Background: Radiation exposure (RE) causes dose-dependent deleterious effects, and efforts should be made to decrease patient exposure to ionizing radiation. Patients with choledocholithiasis are commonly exposed to ionizing radiation as fluoroscopy-guided interventions including minimally invasive common bile duct (CBD) exploration (MICBDE) and endoscopic retrograde cholangiopancreatography (ERCP) are the preferred treatment modalities for CBD stone clearance. However, RE and fluoroscopy times (FTs) have not been compared between these 2 treatment modalities. Thus, this study aimed to compare FT and RE between MICBDE and ERCP in patients with choledocholithiasis.

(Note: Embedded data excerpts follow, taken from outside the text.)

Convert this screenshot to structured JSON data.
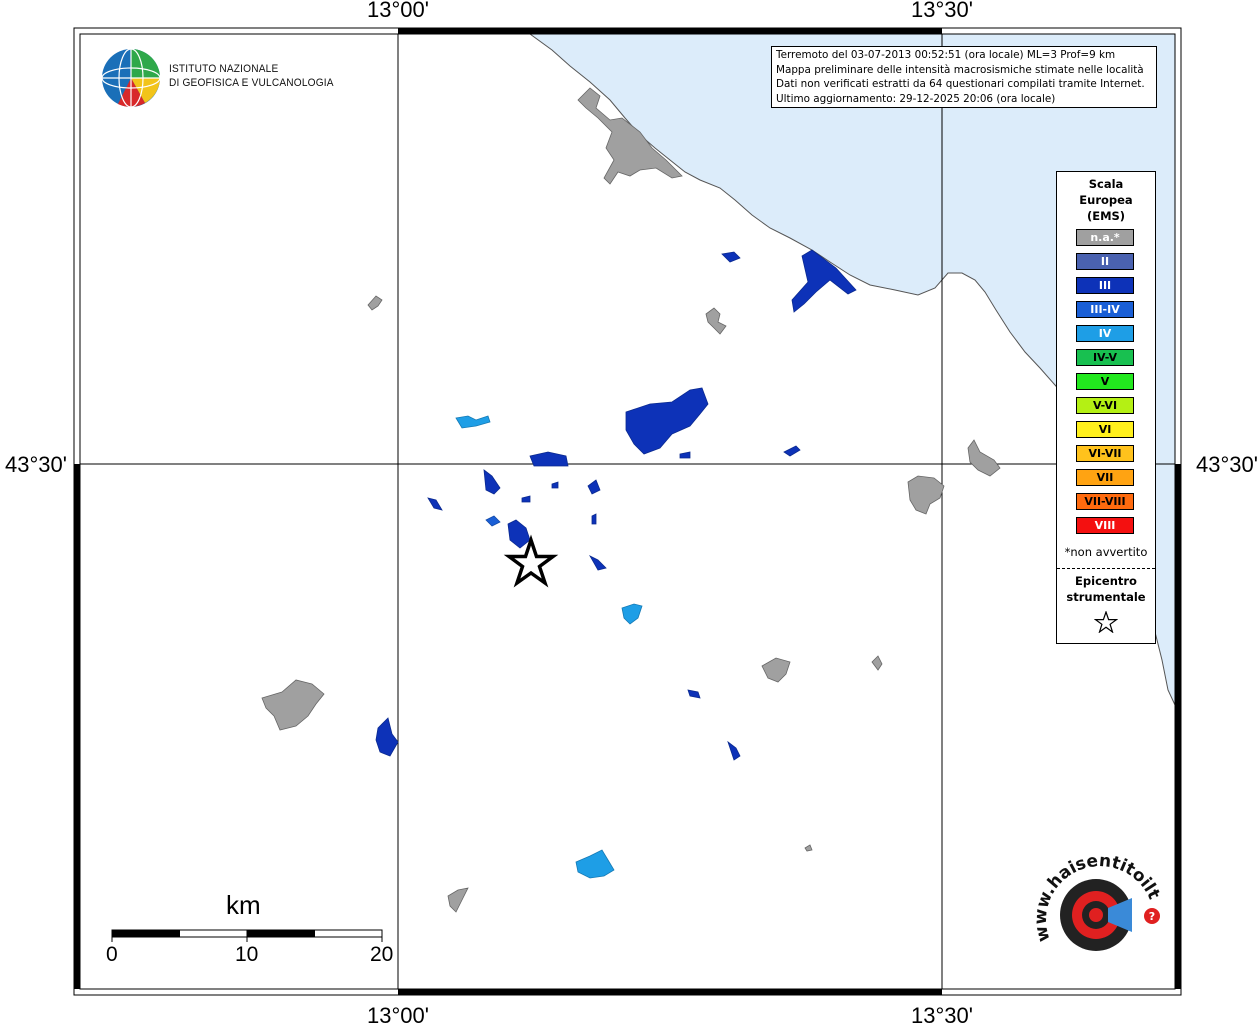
{
  "map": {
    "top_ticks": [
      "13°00'",
      "13°30'"
    ],
    "bottom_ticks": [
      "13°00'",
      "13°30'"
    ],
    "left_tick": "43°30'",
    "right_tick": "43°30'"
  },
  "info": {
    "line1": "Terremoto del 03-07-2013 00:52:51 (ora locale) ML=3 Prof=9 km",
    "line2": "Mappa preliminare delle intensità macrosismiche stimate nelle località",
    "line3": "Dati non verificati estratti da 64 questionari compilati tramite Internet.",
    "line4": "Ultimo aggiornamento: 29-12-2025 20:06 (ora locale)"
  },
  "logo": {
    "line1": "ISTITUTO NAZIONALE",
    "line2": "DI GEOFISICA E VULCANOLOGIA"
  },
  "legend": {
    "title1": "Scala",
    "title2": "Europea",
    "title3": "(EMS)",
    "items": [
      {
        "label": "n.a.*",
        "color": "#a0a0a0",
        "text_color": "#ffffff"
      },
      {
        "label": "II",
        "color": "#4a62b0",
        "text_color": "#ffffff"
      },
      {
        "label": "III",
        "color": "#0d32b8",
        "text_color": "#ffffff"
      },
      {
        "label": "III-IV",
        "color": "#1a5fd6",
        "text_color": "#ffffff"
      },
      {
        "label": "IV",
        "color": "#1e9ee6",
        "text_color": "#ffffff"
      },
      {
        "label": "IV-V",
        "color": "#18c050",
        "text_color": "#000000"
      },
      {
        "label": "V",
        "color": "#22e81e",
        "text_color": "#000000"
      },
      {
        "label": "V-VI",
        "color": "#b4f014",
        "text_color": "#000000"
      },
      {
        "label": "VI",
        "color": "#fff01c",
        "text_color": "#000000"
      },
      {
        "label": "VI-VII",
        "color": "#ffc21c",
        "text_color": "#000000"
      },
      {
        "label": "VII",
        "color": "#ffa312",
        "text_color": "#000000"
      },
      {
        "label": "VII-VIII",
        "color": "#ff6a0e",
        "text_color": "#000000"
      },
      {
        "label": "VIII",
        "color": "#f41010",
        "text_color": "#ffffff"
      }
    ],
    "note": "*non avvertito",
    "epicentre1": "Epicentro",
    "epicentre2": "strumentale"
  },
  "scalebar": {
    "unit": "km",
    "labels": [
      "0",
      "10",
      "20"
    ]
  },
  "watermark": {
    "text": "www.haisentitoilterremoto.it"
  },
  "colors": {
    "sea": "#dcecfa",
    "na": "#a0a0a0",
    "ems_III": "#0d32b8",
    "ems_III_IV": "#1a5fd6",
    "ems_IV": "#1e9ee6"
  }
}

Methods: This is a retrospective analysis of a prospectively maintained database of a single surgeon performing MICBDE at an academic referral center between May 2021 and June 2023 compared with a retrospective analysis of all ERCPs performed between January 2020 and February 2021. Patient demographics, procedural details, fluoroscopic details, and postoperative outcomes were compared between the MICBDE and ERCP. The study was conducted as a single institution academic referral center located in the American Southwest. A total of 109 patients with choledocholithiasis were divided into 2 groups. A total of 53 (48.62%) patients underwent ERCP, and 56 (51.38%) patients underwent MICBDE. Inclusion criterion was all patients presenting with choledocholithiasis and subsequently undergoing ERCP or MICBDE. Patients who underwent ERCP for non-choledocholithiasis-related reasons were excluded. Primary outcomes include FT measured in minutes and RE measured in milligray (mGy). Secondary outcomes were successful clearance of the CBD, complications, procedural time, and reinterventions.

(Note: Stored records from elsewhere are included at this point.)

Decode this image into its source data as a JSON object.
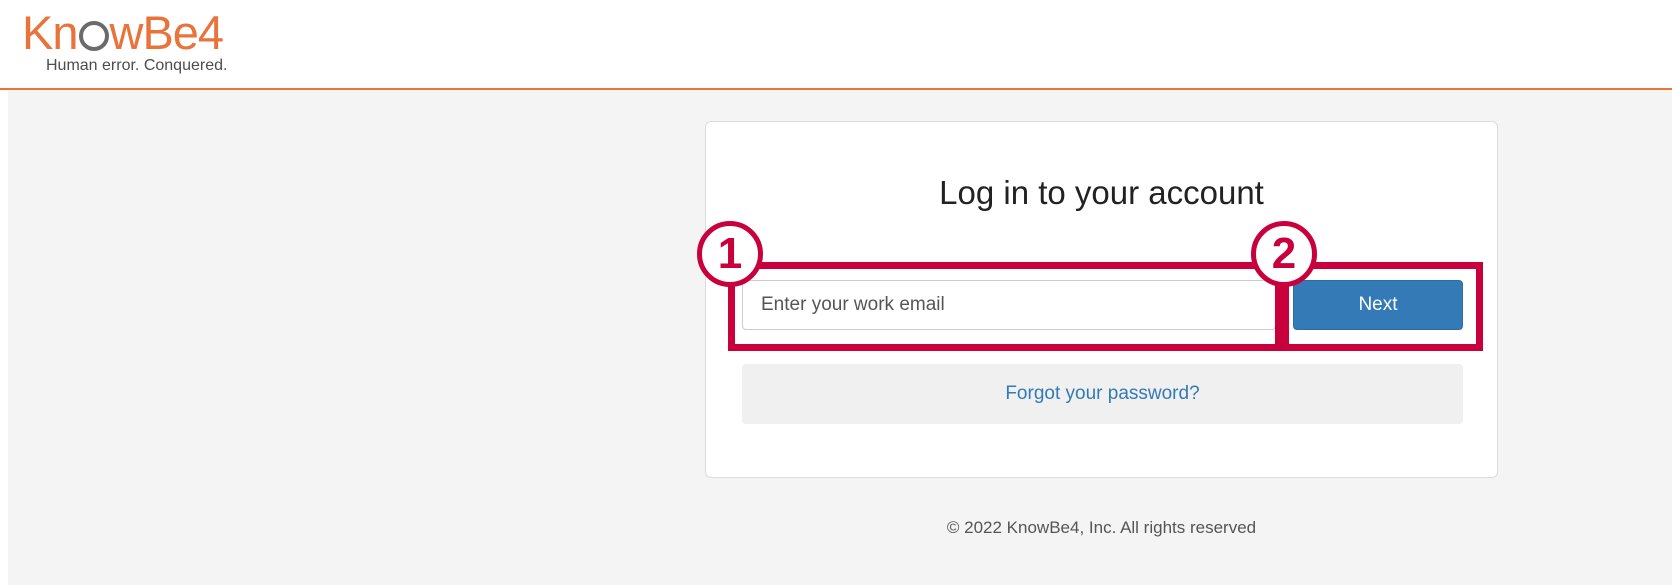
{
  "brand": {
    "logo_text_prefix": "Kn",
    "logo_text_suffix": "wBe4",
    "tagline": "Human error. Conquered.",
    "accent_color": "#e8743b"
  },
  "login": {
    "title": "Log in to your account",
    "email_placeholder": "Enter your work email",
    "email_value": "",
    "next_label": "Next",
    "forgot_password_label": "Forgot your password?",
    "primary_color": "#337ab7"
  },
  "footer": {
    "copyright": "© 2022 KnowBe4, Inc. All rights reserved"
  },
  "annotations": {
    "callout_1": "1",
    "callout_2": "2",
    "highlight_color": "#c8003c"
  }
}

Results: A significant difference (P < .001) between FTs was identified between ERCP (3.1 min) and MICBDE (1.54 min). Median RE doses between the ERCP group (38 mGy) and the MICBDE group (38.41 mGy) were not statistically different (P = .88). Technical success of CBD clearance was similar in both groups (91% in the MICBDE group vs 93% in ERCP group; P = .711).

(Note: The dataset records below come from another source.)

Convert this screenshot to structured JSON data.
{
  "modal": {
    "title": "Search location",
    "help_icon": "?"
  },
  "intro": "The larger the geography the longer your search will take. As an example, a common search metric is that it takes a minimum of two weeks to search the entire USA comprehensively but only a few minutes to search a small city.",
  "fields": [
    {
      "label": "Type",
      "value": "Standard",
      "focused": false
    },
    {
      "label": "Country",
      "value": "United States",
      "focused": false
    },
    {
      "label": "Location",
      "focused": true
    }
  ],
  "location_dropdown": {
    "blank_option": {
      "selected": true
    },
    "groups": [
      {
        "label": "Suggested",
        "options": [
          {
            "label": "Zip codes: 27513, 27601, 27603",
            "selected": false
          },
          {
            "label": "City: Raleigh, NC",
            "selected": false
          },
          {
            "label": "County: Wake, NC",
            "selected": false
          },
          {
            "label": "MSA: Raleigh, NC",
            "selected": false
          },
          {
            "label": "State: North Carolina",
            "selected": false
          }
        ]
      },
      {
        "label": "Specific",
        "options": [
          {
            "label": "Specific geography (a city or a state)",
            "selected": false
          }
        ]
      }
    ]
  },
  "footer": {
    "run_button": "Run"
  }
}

Conclusion: Advantages of MICBDE over ERCP include the treatment of choledocholithiasis at the time of cholecystectomy, which reduces the risk of additional anesthesia episodes and introduces the potential for shorter hospital length of stay. This study showed that MICDBE had lower FT than had ERCP, and comparable RE. Given the advantages of MICBDE, it should be strongly considered at the time of laparoscopic cholecystectomy.
Keywords: Choledocholithiasis; Common bile duct exploration; Endoscopic retrograde cholangiopancreatography; Radiation exposure.